Namun, iklim regulasi dalam negeri sendiri belum sepenuhnya mendukung perkembangan industri farmasi dalam negeri. Di antaranya adalah kepastian soal Tingkat Kandungan Dalam Negeri (TKDN) yang belum juga resmi dirilis oleh pemerintah hingga kini. Padahal, aturan ini penting agar memastikan pengusaha dan investor bisa bersaing dengan memanfaatkan bahan baku dalam negeri yang ada.
"Kita kan istilahnya menuju ke arah kemandirian. Kita selalu dibilang tergantung impor segala macem, pas kita mau investasi kan juga memerlukan dukungan," kata Darodjatun kepada
CNBC Indonesia, Jumat (17/4).
Ia mengungkapkan pengusaha dalam negeri dan sejumlah investor asing, yang umumnya bekerjasama dalam bentuk
joint venture sebenarnya sudah memiliki ketertarikan dalam berinvestasi di dalam negeri. Nantinya, kombinasi ini bisa meningkatkan penggunaan bahan baku dalam negeri, sehingga ketergantungan terhadap impor bisa lebih ditekan.
Sayang, respons pemerintah sangat lambat. Dalam hal ini Kementerian Perindustrian yang juga belum menelurkan regulasi TKDN farmasi, meski sudah dibahas selama dua tahun terakhir. Padahal, kepastian investasi sangat penting dalam menentukan keputusan investor membangun industri bahan baku farmasi dan alat kesehatan.

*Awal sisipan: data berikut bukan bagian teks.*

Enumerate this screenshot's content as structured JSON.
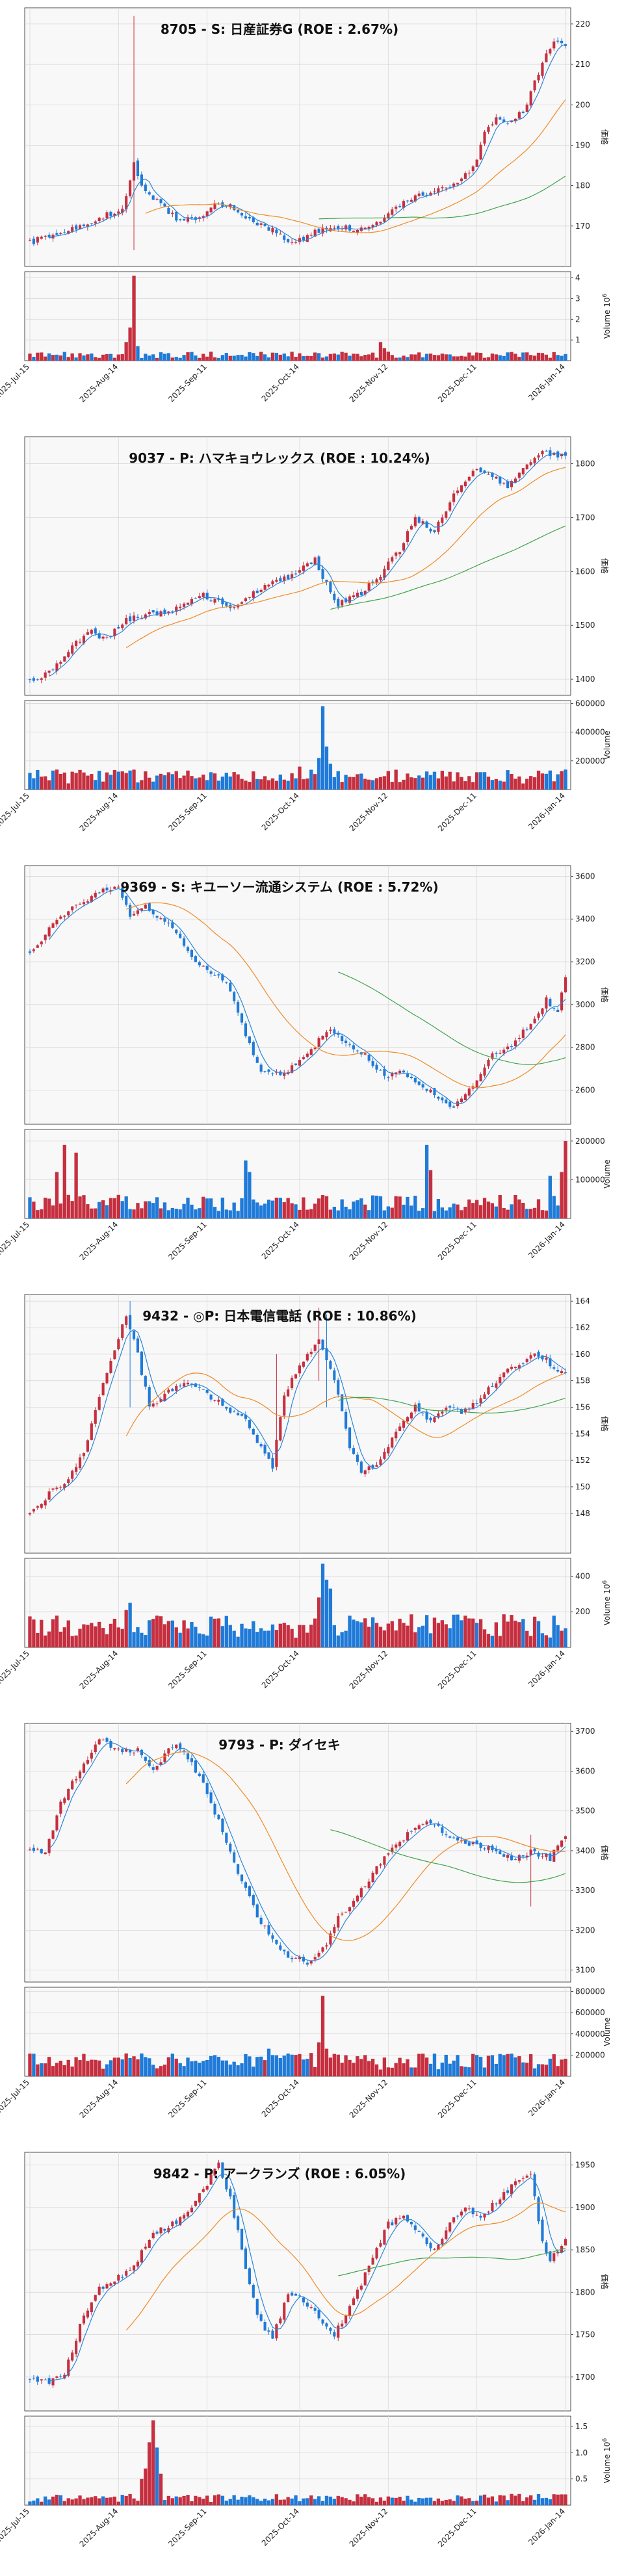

"Kalau yang investor asing juga pasti [butuh kepastian]. Mereka pikir, kalau nggak saya investasi di Indonesia, lebih baik trading aja. Ekspor aja, banyak ekspor yang tersedia," sebut Darodjatun.
95% impor
Darodjatun Sanusi mengakui bahwa saat ini banyak perusahaan farmasi dalam negeri yang menggunakannya bahan baku impor.
"90-95% lah. Saya nggak ingin bicara 90%, karena 10% belum tahu produknya apa. Kalau kami kasih pernyataan bisa selalu 95%," katanya.
Besarnya angka ketergantungan terhadap impor sebenarnya bisa dikurangi, yakni melalui pengembangan lebih lanjut. Darodjatun mengatakan bahwa ada 7-9 investor, baik dalam dan luar negeri bersedia membiayai. Mulai dari segi riset hingga produksi. Dari sini, bahan baku lokal bisa dipilih untuk lebih banyak digunakan.
"Orang luar negeri mau sama-sama ambil resiko bahan baku ini karena kita sampaikan ada prospek untuk TKDN. Kalau TKDN terus-terusan ngga keluar, mereka liat kebijakan ini masih belum keluar. Investor lain [awalnya] tertarik untuk masuk, mungkin jadi nggak tertarik masuk," kata Darodjatun.
Jika kondisi ini terus bergulir, bukan tidak mungkin produsen lokal bisa lebih tersingkirkan oleh produk obat impor. Termasuk investor yang semula berani menanamkan modalnya dalam pengembangan riset pembuatan obat, jadi lebih memilih menjadi trader demi mendapat keuntungan.
"Trader kan nggak ada risiko terhadap investasi. Nggak harus sediakan dana, bayar pajak lokal. Sedangkan jika produksi sendiri bisa serap tenaga kerja. Munculnya bisnis-bisnis lain yang merupakan penunjang. Kalau muncul kegiatan industri biasanya ada keg lain di samping pajak. Multiplier effect," katanya.